Знаете, я всю свою жизнь почему-то верю, что если б у неё хватило всё-таки сил на последнего, тысячного, журавлика, она бы выздоровела. Я просто убеждён в этом. Что, в конце концов, знают об истинном положении дел нынешние врачи? Да ничего, в сущности, как и многие другие профессионалы (лучшие из них, кстати, знают, что ничего не знают. И только бездарность вечно стоит на своём, не понимая при этом, что у бездарности вообще нет ничего своего, ибо не счёл нужным Господь одарить их))).

Именно эту легенду «О тысяче бумажных журавликов» я и помнил и помню всегда, когда слал свой роман «Я-1» сотням прекрасных девок в города, где я никогда не бывал (начиная свои письма к каждой из них с неизменного «Здравствуй, Красивая Девочка!»); когда в течение многих и многих лет изо дня в день работаю над своей музыкой или литературой. Помнил я об этом и когда в последний, четвёртый, раз в своей жизни разносил «Новые Праздники» по лэйблам и радиостанциям. Да, конечно, безрезультатно. Да, я знал, что скорее всего ничего не выйдет, но так же знал я и то, что делать я это обязан.

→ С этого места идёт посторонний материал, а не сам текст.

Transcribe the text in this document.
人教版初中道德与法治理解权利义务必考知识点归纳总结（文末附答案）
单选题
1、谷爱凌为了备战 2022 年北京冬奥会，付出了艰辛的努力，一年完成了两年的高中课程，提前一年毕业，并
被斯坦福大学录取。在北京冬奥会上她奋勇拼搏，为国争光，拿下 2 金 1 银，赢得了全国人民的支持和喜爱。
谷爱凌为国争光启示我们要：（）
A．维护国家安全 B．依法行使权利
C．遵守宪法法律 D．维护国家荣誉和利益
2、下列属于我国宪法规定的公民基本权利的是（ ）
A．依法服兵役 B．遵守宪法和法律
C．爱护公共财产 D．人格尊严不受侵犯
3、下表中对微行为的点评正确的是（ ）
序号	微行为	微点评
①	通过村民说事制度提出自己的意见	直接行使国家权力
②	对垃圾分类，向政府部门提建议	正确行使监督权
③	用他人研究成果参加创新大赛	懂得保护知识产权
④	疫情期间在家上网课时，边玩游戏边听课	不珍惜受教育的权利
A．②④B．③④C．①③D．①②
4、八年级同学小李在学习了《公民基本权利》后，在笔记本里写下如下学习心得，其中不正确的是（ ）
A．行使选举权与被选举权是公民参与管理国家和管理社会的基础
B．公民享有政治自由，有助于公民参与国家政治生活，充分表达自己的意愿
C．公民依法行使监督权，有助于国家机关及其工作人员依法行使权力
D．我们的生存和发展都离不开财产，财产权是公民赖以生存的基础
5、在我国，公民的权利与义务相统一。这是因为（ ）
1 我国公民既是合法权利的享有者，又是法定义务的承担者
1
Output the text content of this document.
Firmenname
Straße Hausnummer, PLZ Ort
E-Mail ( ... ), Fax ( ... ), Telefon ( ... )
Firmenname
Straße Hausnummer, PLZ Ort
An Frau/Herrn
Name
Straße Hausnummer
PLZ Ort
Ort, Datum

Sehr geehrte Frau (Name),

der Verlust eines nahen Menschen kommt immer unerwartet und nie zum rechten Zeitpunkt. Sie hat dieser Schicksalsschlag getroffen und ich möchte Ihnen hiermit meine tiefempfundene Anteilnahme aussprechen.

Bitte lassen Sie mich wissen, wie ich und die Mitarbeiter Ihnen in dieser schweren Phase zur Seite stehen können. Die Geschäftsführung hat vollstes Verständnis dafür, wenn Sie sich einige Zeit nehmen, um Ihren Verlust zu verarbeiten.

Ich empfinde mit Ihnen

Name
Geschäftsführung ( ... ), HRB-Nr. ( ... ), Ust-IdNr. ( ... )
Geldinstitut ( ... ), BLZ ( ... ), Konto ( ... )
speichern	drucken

Моя жизнь всегда представлялась мне цепью последовательных испытаний, которым подвергает меня Господь Бог для того, чтоб в конце концов (как, впрочем, и в Конце Времён))) дать мне Ключи от этого никчёмного мира, а заодно и от Своего Сердца.

Моё четырёхкратное хождение по лэйблам и радиостанциям было заранее запланированным и неподлежащим обсуждению испытанием, суть коего состояла в том, чтобы я просто всё равно делал это, несмотря на внешнее отсутствие результата. Бог (то есть, на самом деле, я сам) делал это со мной (то есть, я делал это с собой) для того, чтоб научить меня/себя двум элементарным вещам, что в начале времён умели все люди: во-первых, делать то, что ты должен делать, вне зависимости от внешнего результата, а во-вторых, понять наконец, что результата Внешнего не может быть вообще; что само по себе словосочетание «внешний результат», равно как и «результат очевидный», сами по себе являются абсурдом и оксюмороном. Всё, что ты должен делать в жизни – это делать то, что ты ДОЛЖЕН делать – вот, собственно, и всё.

Да, рассуждать можно о чём угодно и сколь угодно долго, но… право на рассуждения надо ещё заработать. Сначала ты делаешь то, что должен, а потом уже рассуждаешь, должен ли был или нет, ибо иначе ты – просто пустобрёх, или, в лучшем случае, забавный щенок, но уж никак не Мастер.

В конце концов, в ходе своих забот о трудоустройстве своего многострадального проекта я вспомнил, что был когда-то такой DJ по имени Андрей Панин, которому вроде бы искренне нравились «Новые Праздники» – и как музыкальный проект, и как роман, что для меня всегда было тоже немаловажным. И вот мой старый друг и некогда однокурсник Саша Левенко дал мне его новый телефон, и… я ему позвонил.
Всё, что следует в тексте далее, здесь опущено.